Like most goddesses, Saraswati has gotten around, not only in Asia, where celebrations of her gifts are commonplace, but in the United States, too.

"I'd see her picture around in Little India and I thought, 'I wonder who that woman with the swans is,' " said Jenneth Webster, who, as associate director of programming for Lincoln Center, produces the festival. "And then one day I was talking about her to a composer friend and she said, 'That's my saint. I have her picture too.' "

"I discovered that Saraswati is really a kind of inspiration figure for many artists," Ms. Webster said. "And I thought someday it would be really interesting to create something about this concept of the energy of creativity."

She approached Ms. Long, a specialist in intergenerational productions who has turned her Brooklyn studios into fertile playgrounds for those interested in experimenting with new art forms.

And then there was the link between the legend of Saraswati and the plight of the Gowanus, whose toxins linger from industrial abuse in the late 1800's but are now being flushed clean through the efforts of organizations like the Gowanus Canal Community Development Corporation, in conjunction with the United States Army Corps of Engineers and the New York City Department of Environmental Protection, and whose once-abandoned factories now shelter a bustling collection of artists.

At Lincoln Center structures resembling shower stalls will represent shrines, so that "A Garland for Saraswati" will merge the exuberant pageantry found in religious festivals with the bustle of the marketplace. After an opening invocation adapted from a traditional Kathak dance, the audience can trickle through the plaza and join the movement or dabble in workshops ranging from Latin and sword dancing to creative writing, knitting and mask making.

Viewers will be called to an improvised riverfront along the pool's edge, Ms. Long said, and asked to create a personal offering - a poem, maybe, or a drawing - before ascending "the mountains" to a symbolic palace on the Juilliard School bridge. There, the dancers will lead chanting from "The Book of Prayers," a wish-list compiled by the poet Ellen Baxt from interviews she recorded during a cross-country drive.

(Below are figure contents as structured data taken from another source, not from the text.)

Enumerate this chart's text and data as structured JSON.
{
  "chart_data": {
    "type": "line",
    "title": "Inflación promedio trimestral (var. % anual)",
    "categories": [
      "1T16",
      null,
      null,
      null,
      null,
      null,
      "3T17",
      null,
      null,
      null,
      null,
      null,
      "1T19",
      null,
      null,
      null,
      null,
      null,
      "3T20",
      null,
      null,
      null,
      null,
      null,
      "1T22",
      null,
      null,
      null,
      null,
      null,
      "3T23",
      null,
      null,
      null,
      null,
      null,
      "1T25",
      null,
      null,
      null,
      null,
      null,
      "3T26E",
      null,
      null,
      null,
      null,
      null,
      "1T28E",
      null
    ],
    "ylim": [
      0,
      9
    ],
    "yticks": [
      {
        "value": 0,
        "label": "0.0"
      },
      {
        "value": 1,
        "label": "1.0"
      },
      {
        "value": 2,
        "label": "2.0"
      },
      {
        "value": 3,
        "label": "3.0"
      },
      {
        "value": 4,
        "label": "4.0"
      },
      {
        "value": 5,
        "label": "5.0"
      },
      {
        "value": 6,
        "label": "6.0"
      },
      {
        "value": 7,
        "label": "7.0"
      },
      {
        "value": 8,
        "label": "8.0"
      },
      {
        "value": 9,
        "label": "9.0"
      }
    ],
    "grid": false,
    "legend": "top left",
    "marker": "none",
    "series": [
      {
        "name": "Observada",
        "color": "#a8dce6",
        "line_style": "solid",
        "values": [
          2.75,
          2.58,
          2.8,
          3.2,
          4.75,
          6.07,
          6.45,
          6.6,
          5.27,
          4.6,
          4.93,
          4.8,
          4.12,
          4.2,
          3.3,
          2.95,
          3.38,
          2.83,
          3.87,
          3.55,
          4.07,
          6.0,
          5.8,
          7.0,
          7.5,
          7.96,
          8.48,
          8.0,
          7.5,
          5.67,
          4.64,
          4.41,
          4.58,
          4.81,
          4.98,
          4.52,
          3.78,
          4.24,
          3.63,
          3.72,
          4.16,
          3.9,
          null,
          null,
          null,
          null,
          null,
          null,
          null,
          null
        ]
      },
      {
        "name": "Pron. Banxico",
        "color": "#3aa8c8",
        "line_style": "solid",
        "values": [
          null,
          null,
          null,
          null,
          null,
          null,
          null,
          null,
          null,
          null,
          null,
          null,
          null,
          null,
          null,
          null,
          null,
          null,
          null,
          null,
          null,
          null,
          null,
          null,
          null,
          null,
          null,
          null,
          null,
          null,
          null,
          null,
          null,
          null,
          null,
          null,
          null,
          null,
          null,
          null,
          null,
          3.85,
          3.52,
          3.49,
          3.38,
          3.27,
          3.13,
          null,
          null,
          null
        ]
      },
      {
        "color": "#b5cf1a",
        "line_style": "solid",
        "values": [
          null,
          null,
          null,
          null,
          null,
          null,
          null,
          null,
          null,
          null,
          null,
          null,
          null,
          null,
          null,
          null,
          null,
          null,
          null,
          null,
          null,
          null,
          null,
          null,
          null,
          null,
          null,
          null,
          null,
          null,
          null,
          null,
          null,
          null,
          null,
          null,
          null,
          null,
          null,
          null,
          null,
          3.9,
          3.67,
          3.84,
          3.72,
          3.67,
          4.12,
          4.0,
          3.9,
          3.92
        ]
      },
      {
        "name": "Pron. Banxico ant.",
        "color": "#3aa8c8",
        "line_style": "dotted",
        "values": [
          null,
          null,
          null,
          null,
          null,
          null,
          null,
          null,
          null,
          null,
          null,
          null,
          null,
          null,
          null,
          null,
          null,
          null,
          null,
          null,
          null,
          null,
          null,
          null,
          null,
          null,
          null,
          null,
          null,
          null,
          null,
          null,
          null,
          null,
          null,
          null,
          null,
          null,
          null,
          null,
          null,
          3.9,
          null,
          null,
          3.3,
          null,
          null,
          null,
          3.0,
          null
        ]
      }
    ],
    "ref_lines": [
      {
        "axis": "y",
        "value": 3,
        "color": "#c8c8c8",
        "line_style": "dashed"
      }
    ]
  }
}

Ms. Long didn't know a lot about Saraswati before she began researching her a year ago, but she admits praying to her newfound patron to make a couple of wishes come to fruition: a renewed desire in America for knowledge for knowledge's sake, not to simply pass a test, and to see the Gowanus as "greener and vital and restored like the Hudson."

And because she believes that even a goddess like Saraswati helps only those who help themselves, Ms. Long vows to keep fighting for these causes and to remain hopeful. Or, as her troupe will chant tonight, "Everything will be O.K. in the end, and if it's not O.K., it's not the end."